Les créanciers exigent un accord qui portera un coup mortel aux droits sociaux et du travail. La vie en Grèce va devenir beaucoup plus difficile pour les salarié·e·s et les pauvres. En même temps, l’accord ne comprend aucune mesure portant atteinte aux intérêts des capitalistes, cette partie de la société qui n’a pas souffert durant la crise. Au contraire, ils ont augmenté leurs profits et leur richesse accumulée.

Sécurité sociale

La cruauté sociale des créanciers ressort dès que sont prises en compte les mesures concernant la Sécurité sociale. Il s’agit d’une agression sans précédent contre la fraction la plus fragile des «assuré·e·s», contre ceux qui ne peuvent pas (à cause du chômage, entre autres) faire la preuve du droit à une retraite complète. Ils s’attendaient – jusqu’aujourd’hui – à recevoir au moins la retraite minimale. Jusqu’au mois d’août 2015, le montant de la retraite minimale se situait à 486 euros. Le gouvernement de SYRIZA l’a réduit à 392 euros [suite à la mesure proposée par Pavlos Haikalis, des Grecs indépendants-ANEL, secrétaire d’Etat à la Sécurité sociale]. Actuellement, l’accord en discussion prévoit un minimum de 346 euros par mois. Des secteurs entiers de la classe ouvrière – à cause de la nature de leur travail (par exemple, des ouvriers du bâtiment, des ouvriers intérimaires et de très nombreuses activités saisonnières) – ne pourront pas présenter les 15 années de cotisations entières exigées par la sécurité sociale. Ils vont donc subir une réduction de 30% du montant de leur retraite par rapport à 2014.

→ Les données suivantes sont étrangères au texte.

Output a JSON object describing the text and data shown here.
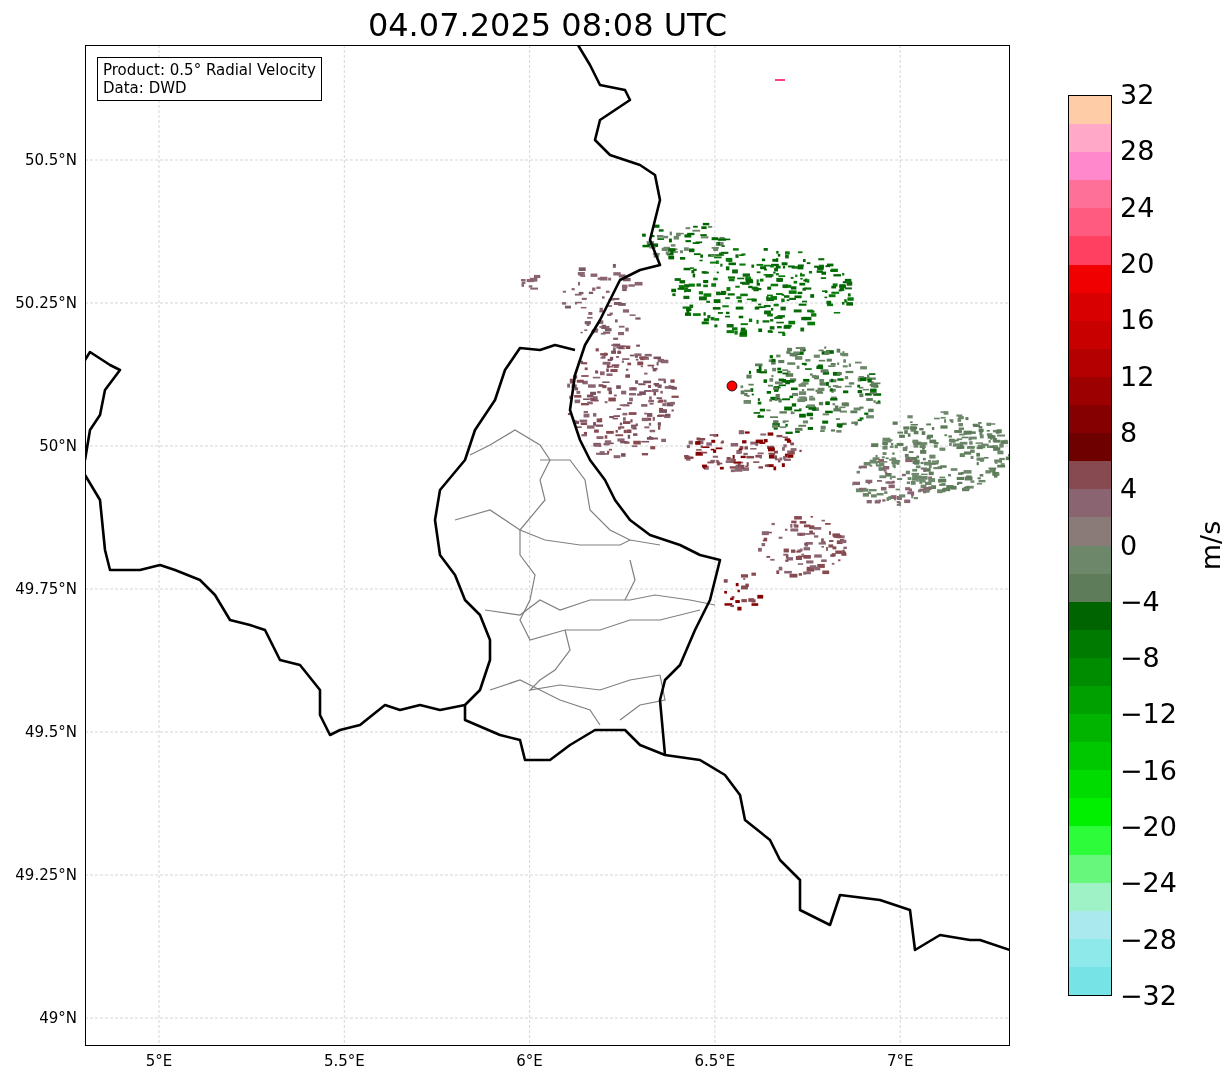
{
  "title": "04.07.2025 08:08 UTC",
  "info_box": {
    "lines": [
      "Product: 0.5° Radial Velocity",
      "Data: DWD"
    ]
  },
  "map": {
    "lat_labels": [
      "50.5°N",
      "50.25°N",
      "50°N",
      "49.75°N",
      "49.5°N",
      "49.25°N",
      "49°N"
    ],
    "lon_labels": [
      "5°E",
      "5.5°E",
      "6°E",
      "6.5°E",
      "7°E"
    ]
  },
  "colorbar": {
    "label": "m/s",
    "ticks": [
      "32",
      "28",
      "24",
      "20",
      "16",
      "12",
      "8",
      "4",
      "0",
      "−4",
      "−8",
      "−12",
      "−16",
      "−20",
      "−24",
      "−28",
      "−32"
    ],
    "bands": [
      {
        "color": "#ffcca8"
      },
      {
        "color": "#ffa8c8"
      },
      {
        "color": "#ff88cc"
      },
      {
        "color": "#ff7098"
      },
      {
        "color": "#ff5a80"
      },
      {
        "color": "#ff4060"
      },
      {
        "color": "#f00000"
      },
      {
        "color": "#d80000"
      },
      {
        "color": "#c80000"
      },
      {
        "color": "#b40000"
      },
      {
        "color": "#9c0000"
      },
      {
        "color": "#850000"
      },
      {
        "color": "#6e0000"
      },
      {
        "color": "#874a50"
      },
      {
        "color": "#8a6470"
      },
      {
        "color": "#8a7a78"
      },
      {
        "color": "#6d876b"
      },
      {
        "color": "#5e7c5a"
      },
      {
        "color": "#006400"
      },
      {
        "color": "#007a00"
      },
      {
        "color": "#008c00"
      },
      {
        "color": "#00a000"
      },
      {
        "color": "#00b400"
      },
      {
        "color": "#00c800"
      },
      {
        "color": "#00dc00"
      },
      {
        "color": "#00f000"
      },
      {
        "color": "#2dfc3a"
      },
      {
        "color": "#66f77c"
      },
      {
        "color": "#9ef2c6"
      },
      {
        "color": "#aae9ee"
      },
      {
        "color": "#8de9ea"
      },
      {
        "color": "#76e4e6"
      }
    ]
  }
}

Un autre exemple de la férocité sociale est l’accord visant à réduire l’EKAS [c’est-à-dire l’allocation de solidarité sociale à laquelle les personnes recevant une pension de vieillesse, d’invalidité ou de survie ayant atteint l’âge de 65 ans ont droit] encore plus rapidement, dans les prochains six à sept mois. Ou encore, la suppression des allocations pour veuve avant 55 ans. Un grand nombre de femmes – que le capitalisme enferme dans «leur» foyer en leur transmettant le fardeau de la reproduction élargie de la famille ouvrière – seront obligées de vivre jusqu’à 55 ans sans aucun revenu si elles perdent leur mari. Ce qui arrive souvent suite à des accidents du travail ou à des maladies liées au travail. En effet, il est impossible que des ouvrières non spécialisées puissent trouver un emploi dans un contexte où le taux de chômage se situe à 38% pour des femmes sans formation.

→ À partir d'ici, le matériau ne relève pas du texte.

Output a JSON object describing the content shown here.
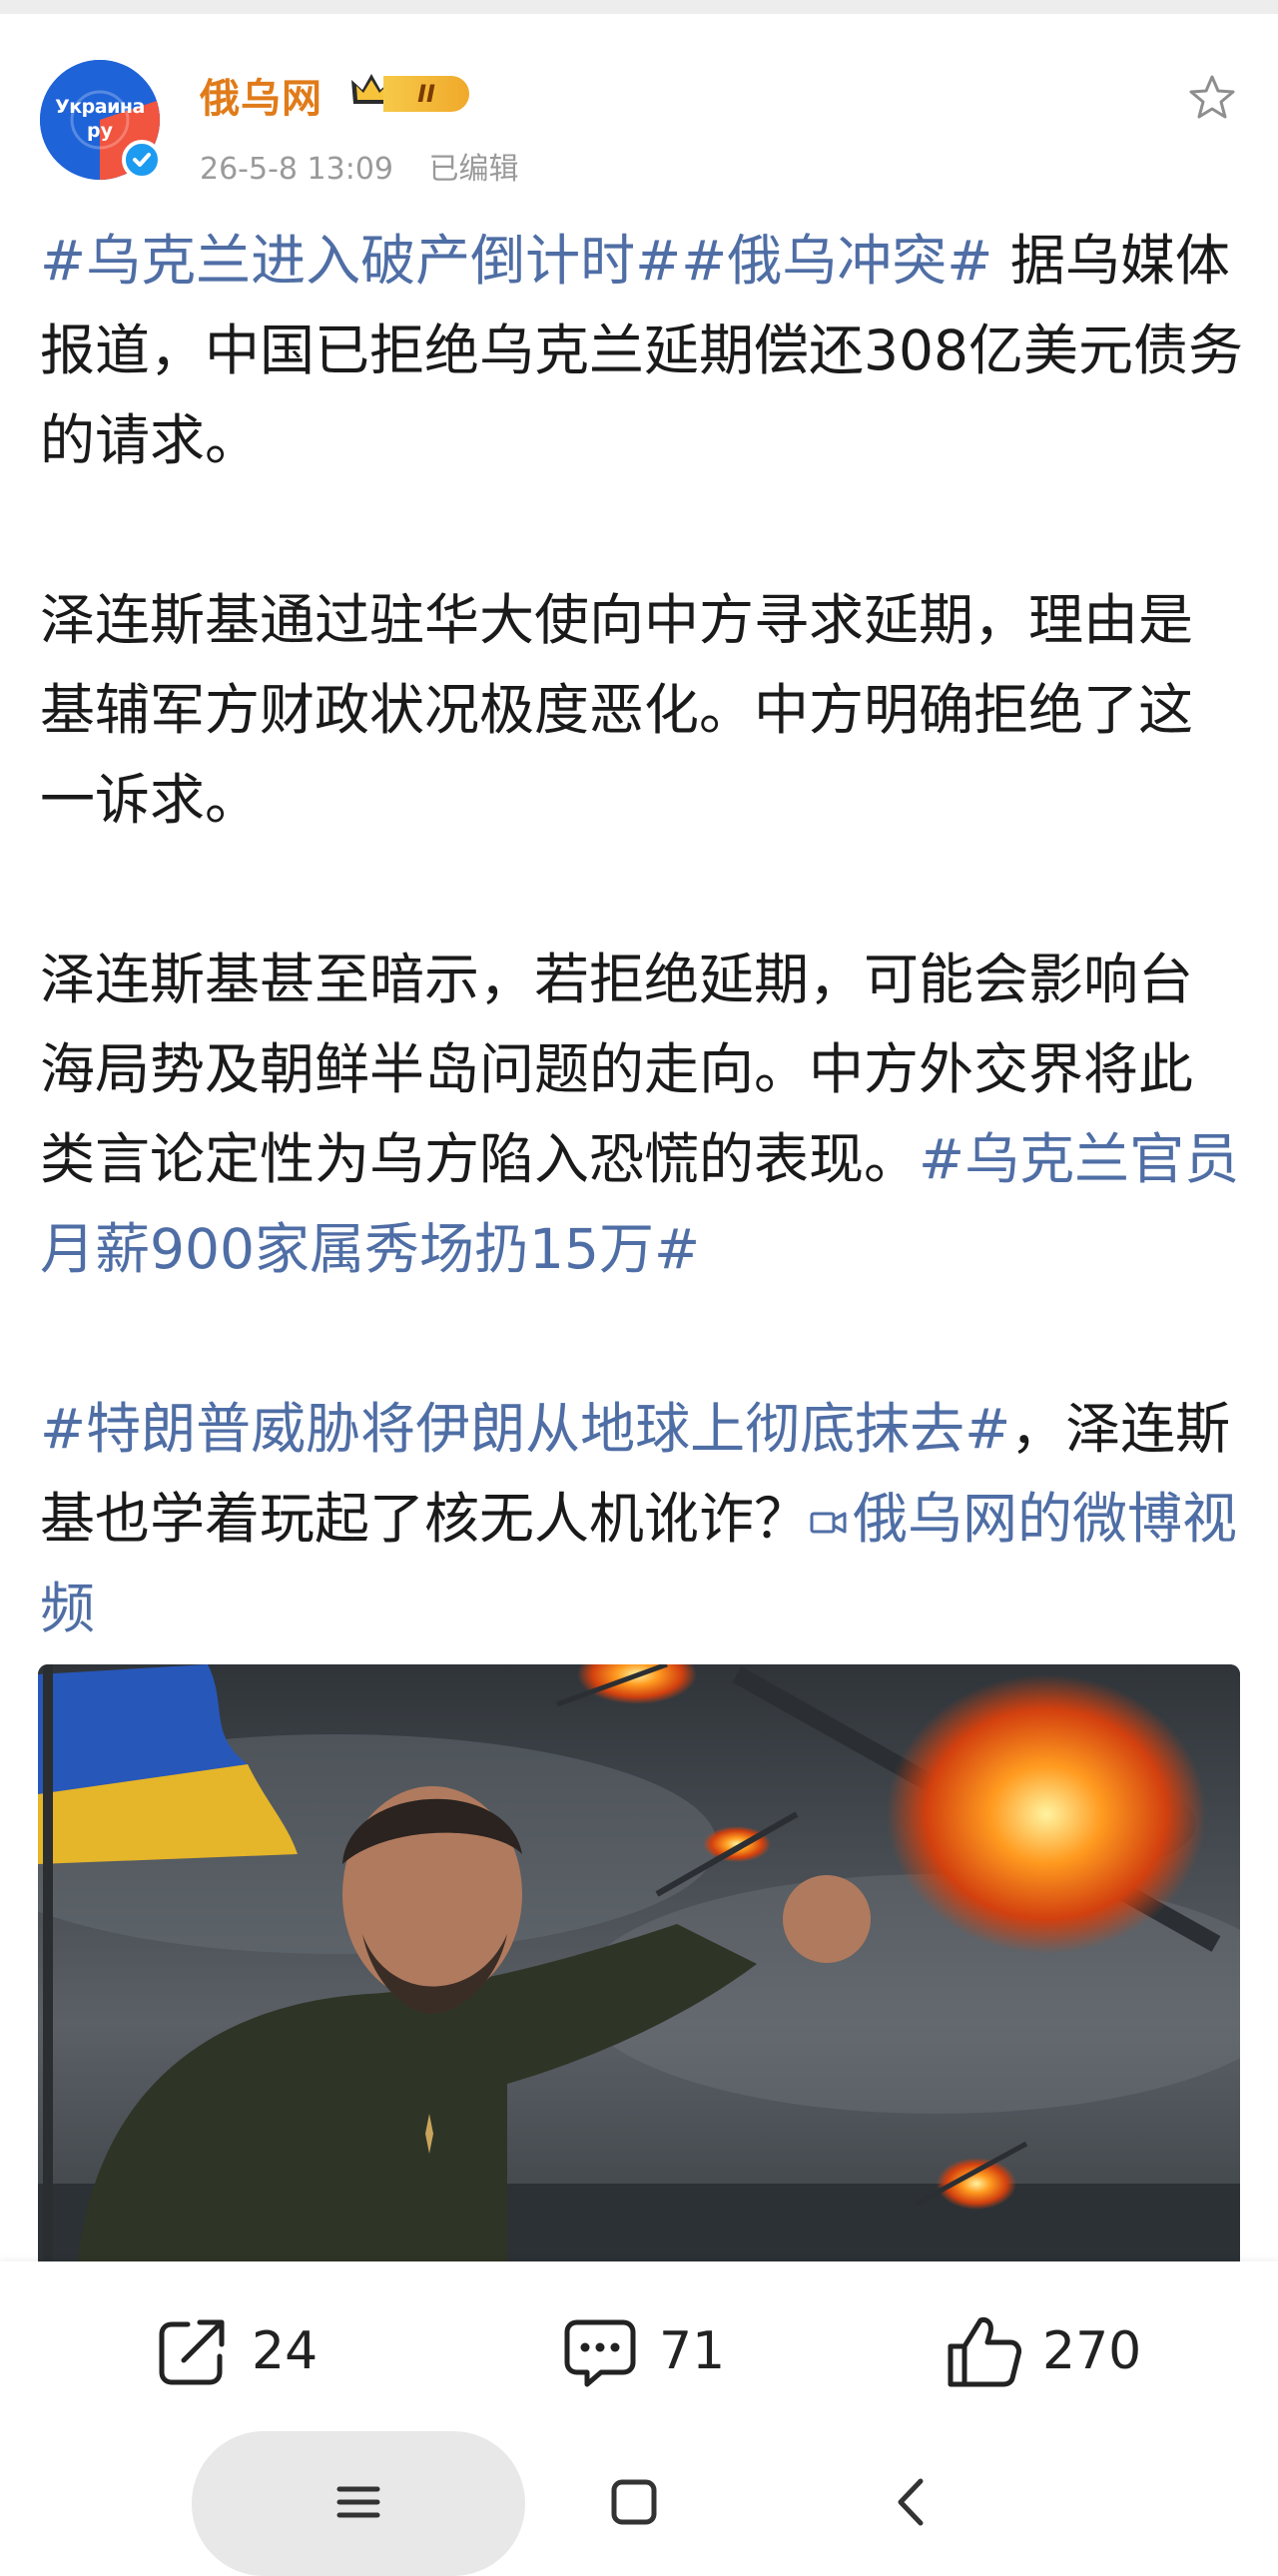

Cette brutalité frappe l’ensemble de la classe laborieuse. Les unes de la presse favorable au gouvernement sont les suivantes : EthnosLa Nation – «Mille euros au plus»; EF.SYNQuotidien des rédacteurs – «Un peu de retraite»). Elles démontrent que les engagements du très chic Geórgios Katroúgalos («Les retraites ne seront pas réduites») font partie du passé [1]. Après 40 ans de travail, à 67 ans, un assuré en Grèce ne pourra pas espérer se voir attribuer plus de 1000 euros (brut, en faisant la somme de toutes les allocations).

Le sens de cette politique est parfaitement clair: avec la signature de SYRIZA, soit d’un parti membre de ladite gauche radicale, la facture du vol perpétré par les capitalistes dans les diverses caisses de la sécurité sociale, sur la durée, sera payée, en fin de compte, par les retraités actuels et futurs.

Les mesures concernant les impôts relèvent d’une cruauté équivalente. Le taux de TVA passe à 24% sur les factures concernant l’eau et l’électricité. Dès lors, des milliers des familles seront obligées de vivre sans eau et sans courant électrique.

L’imposition sur le revenu ne touchait pas les revenus les plus bas. Ce n’est plus le cas aujourd’hui. Cela signifie une hausse générale des impôts, qui seront prélevés à la source. Mais le gouvernement proposait une limite de non-imposition à hauteur de 9200-9100 euros par année. Les créanciers veulent abaisser ce seuil à 8200. Selon ces informations, la plus grande partie de la hausse des impôts estimée à 1,8 milliard pour les années 2016, 2017 et 2018 sera payée par les contribuables qui disposent d’un revenu annuel compris entre 9000 et 20’000 euros.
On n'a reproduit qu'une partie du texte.